The subsequent day, Friend turned himself in to police and admitted he was the motive force of the minivan that hit Vang, in line with the criticism.
“I’m the one that hit that lady,” he said to police, in line with the criticism. “I take full responsibility so far as what happened.”
He was accompanied by a lady who said Friend took her vehicle without permission and had later admitted he had been in an accident. She told police he told her that he had hit an individual and left the scene.
Friend told her there was damage to her windshield from the collision. He said he believed Vang was still alive when he drove off.
St. Paul officers found the minivan parked at Mounds Boulevard and Earl Street in a car parking zone. It had cracks to the windshield and front-end damage near the passenger side.
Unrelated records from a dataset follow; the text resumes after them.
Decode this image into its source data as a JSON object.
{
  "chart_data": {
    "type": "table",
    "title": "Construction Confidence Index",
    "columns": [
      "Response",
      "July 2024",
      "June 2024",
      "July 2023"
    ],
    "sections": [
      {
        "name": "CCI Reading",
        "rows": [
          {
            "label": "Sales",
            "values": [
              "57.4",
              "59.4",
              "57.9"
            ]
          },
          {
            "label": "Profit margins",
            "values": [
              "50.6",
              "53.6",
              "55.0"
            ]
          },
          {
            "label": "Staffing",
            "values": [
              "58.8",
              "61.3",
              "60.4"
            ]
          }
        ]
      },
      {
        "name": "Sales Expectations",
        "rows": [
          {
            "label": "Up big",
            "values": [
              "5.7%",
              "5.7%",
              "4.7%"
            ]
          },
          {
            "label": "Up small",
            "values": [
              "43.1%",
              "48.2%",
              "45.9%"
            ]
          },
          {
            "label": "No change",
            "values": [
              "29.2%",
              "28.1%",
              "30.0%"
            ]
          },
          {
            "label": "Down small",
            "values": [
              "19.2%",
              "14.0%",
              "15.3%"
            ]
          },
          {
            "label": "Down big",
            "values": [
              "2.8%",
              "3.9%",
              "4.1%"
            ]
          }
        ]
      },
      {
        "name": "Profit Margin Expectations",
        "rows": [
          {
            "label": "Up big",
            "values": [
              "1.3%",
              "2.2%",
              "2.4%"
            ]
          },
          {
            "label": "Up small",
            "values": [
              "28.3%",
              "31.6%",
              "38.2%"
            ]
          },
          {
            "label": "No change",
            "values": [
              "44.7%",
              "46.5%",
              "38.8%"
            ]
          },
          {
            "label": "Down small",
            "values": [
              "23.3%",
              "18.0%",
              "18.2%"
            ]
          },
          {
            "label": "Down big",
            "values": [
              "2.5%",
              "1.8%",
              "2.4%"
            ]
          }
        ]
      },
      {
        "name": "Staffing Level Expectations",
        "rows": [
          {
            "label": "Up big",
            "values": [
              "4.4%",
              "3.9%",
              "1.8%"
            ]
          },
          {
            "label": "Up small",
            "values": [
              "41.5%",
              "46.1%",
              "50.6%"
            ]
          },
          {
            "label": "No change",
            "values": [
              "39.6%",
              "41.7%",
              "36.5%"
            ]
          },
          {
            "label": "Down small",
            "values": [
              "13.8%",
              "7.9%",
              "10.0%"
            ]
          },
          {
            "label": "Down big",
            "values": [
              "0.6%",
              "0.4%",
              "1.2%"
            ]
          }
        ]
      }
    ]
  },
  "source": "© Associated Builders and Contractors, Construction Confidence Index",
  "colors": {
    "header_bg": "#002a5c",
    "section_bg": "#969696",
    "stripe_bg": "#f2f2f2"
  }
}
In an Aug. 4 court motion, Friend’s attorney Erik Sandvick said Friend “panicked and drove away,” but turned himself in to police the following day. “Through his actions, he helped the solve this case and began the strategy of bringing closure to Ms. Vang’s family,” he wrote. “While his actions don’t rise to a level of a legal defense, they do show his acceptance of responsibility for his actions.”
Police reports don’t indicate that Friend was speeding, swerving or driving recklessly on the time of the accident, Sandvick wrote. Vang stepped out from between two cars into the road — not in a crosswalk or at an intersection, he noted.
In response to Sandvick, the ultimate autopsy report showed Vang had a blood-alcohol content of 0.21 percent and the presence of amphetamines and methamphetamine.
In a Tuesday memo arguing for the judge to follow sentencing guidelines, Assistant Ramsey County Attorney Ambrosia Mosby-Velasco noted how Friend was previously convicted of multiple misdemeanors, gross misdemeanors and felonies.
On the time of the hit-and-run, Friend was serving probation after being convicted of second-degree assault with a dangerous weapon in July 2020, “which the state believes is a showing that he will not be particularly amenable to probation,” Mosby-Velasco wrote.